Silvio, de repente, se pone a entonar desmañadamente una canción:

Ríío verde, río verdé,

ríío dé tantos colorés;

taantos coolores lleva el río,

taantos soon los mis amorés.

Luego se queda en silencio y, volviendo la cabeza hacia su mochila, pregunta:

—¿A que me la enseñaste tú, mamá?

Claro que se la enseñó Tere, le enseñó eso y muchas otras cosas, piensas, porque sin la entrega fervorosa de Tere a Silvio, el muchacho hubiera quedado mucho más menguado en sus facultades para hablar, para razonar y para utilizar la memoria.
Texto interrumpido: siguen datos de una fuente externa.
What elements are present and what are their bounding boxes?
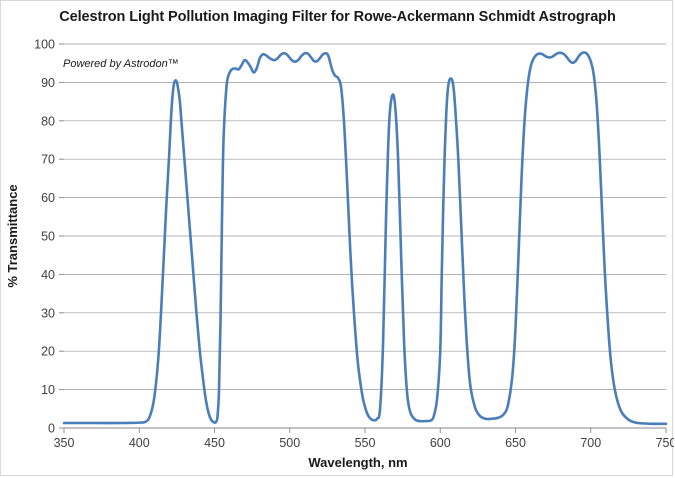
x-tick-label: 700 — [580, 436, 601, 450]
astrodon-watermark: Powered by Astrodon™ — [63, 58, 179, 70]
tickmarks-group — [59, 43, 667, 433]
y-tick-label: 90 — [41, 76, 55, 90]
x-tick-label: 600 — [430, 436, 451, 450]
y-tick-label: 10 — [41, 383, 55, 397]
x-tick-label: 350 — [54, 436, 75, 450]
y-tick-label: 50 — [41, 230, 55, 244]
x-tick-label: 500 — [279, 436, 300, 450]
y-tick-label: 100 — [34, 38, 55, 52]
y-axis-title: % Transmittance — [5, 184, 20, 287]
x-tick-label: 750 — [656, 436, 674, 450]
x-axis-title: Wavelength, nm — [308, 455, 407, 470]
x-tick-label: 450 — [204, 436, 225, 450]
chart-title: Celestron Light Pollution Imaging Filter… — [59, 9, 616, 25]
y-tick-label: 20 — [41, 345, 55, 359]
y-tick-label: 70 — [41, 153, 55, 167]
y-tick-label: 30 — [41, 306, 55, 320]
x-axis-tick-labels: 350 400 450 500 550 600 650 700 750 — [54, 436, 674, 450]
x-tick-label: 400 — [129, 436, 150, 450]
y-tick-label: 60 — [41, 191, 55, 205]
y-tick-label: 0 — [48, 422, 55, 436]
transmittance-curve — [62, 51, 668, 426]
gridlines-group — [64, 43, 666, 390]
x-tick-label: 650 — [505, 436, 526, 450]
x-tick-label: 550 — [355, 436, 376, 450]
y-tick-label: 80 — [41, 114, 55, 128]
y-tick-label: 40 — [41, 268, 55, 282]
y-axis-tick-labels: 0 10 20 30 40 50 60 70 80 90 100 — [34, 38, 55, 436]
Pero la canción de Silvio ha reproducido toscamente la misma canción en la boca de Tere, que de pronto se puso a entonarla cuando acabasteis vuestro paseo alrededor de la laguna. No conocías la canción y le preguntaste que de dónde la había sacado.

«Es una canción de cuando yo era niña, de esas canciones de las abuelas —repuso—, aquellas que se cantaban mientras alguien quedaba solo en medio del corro, y tenía que sacar a bailar a otro, para que este luego, cuando le tocase, escogiese un nuevo compañero de baile».

La siguió cantando, y como a veces la utilizaba a modo de nana para dormir a Silvio cuando era niño, recuerdas todos sus versos:

[…] que salga la dama

con su capitán,

que salga la dama

que quiero bailar,

que salga la dama,

con su coronel,

que salga la dama

que la quiero ver.

Fue al escuchar esa canción infantil cuando en aquella excursión, en aquel viaje que por primera vez habíais emprendido juntos Tere y tú, descubriste una suerte de regreso, una vuelta a algún lugar que no estaba en tu memoria sino en un espacio secreto de tu imaginación, en el terreno de los deseos y de las nostalgias recónditas, ese territorio con el que soñamos, que intuimos perdido por nuestros antepasados pero al que acaso sea posible regresar algún día.

Te detuviste y la abrazaste, uniendo tu mejilla a la de ella para hablar a su oído:

«¿Te había dicho que este es nuestro viaje de novios?», le preguntaste.

«¿Nuestro viaje de novios? —quiso saber, riendo de nuevo—, ¿estamos haciendo un viaje de novios?».

«Sí, señora, estamos haciendo un viaje que nos debíamos tú y yo desde hace mucho tiempo, sobre todo desde que te empeñaste en las restricciones amorosas para dedicar tu cuerpo y tu alma a los rollos académicos, a los apuntes, a empollar como una desesperada».

«Un viaje de novios liberador de represiones».

«Me imagino», dijiste.

Esta vez eras tú quien se reía.

«Un viaje de novios a una laguna que guarda un tesoro», respondió Tere.

«Eso del tesoro no lo he inventado yo», advertiste.

«Pues la verdad es que llegar hasta aquí ha sido duro, pero ha merecido la pena».

«No te dejes engañar por los autobuses, ni por esas carreteras infames y los lugares polvorientos, ni por este calor que parece de verdad, ni por esa mochilona que pesa un quintal, como la dichosa tienda de campaña, ni por ese ojo fisgón de la laguna, ni siquiera por el tesoro que guarda, claro que estamos en la Tierra, provincia de Guadalajara, pero en la Tierra recién creada, en el Jardín del Edén, y ahora dime a cuántos conoces tú que se lleven a su chica al mismísimo Edén a pasar la luna de miel».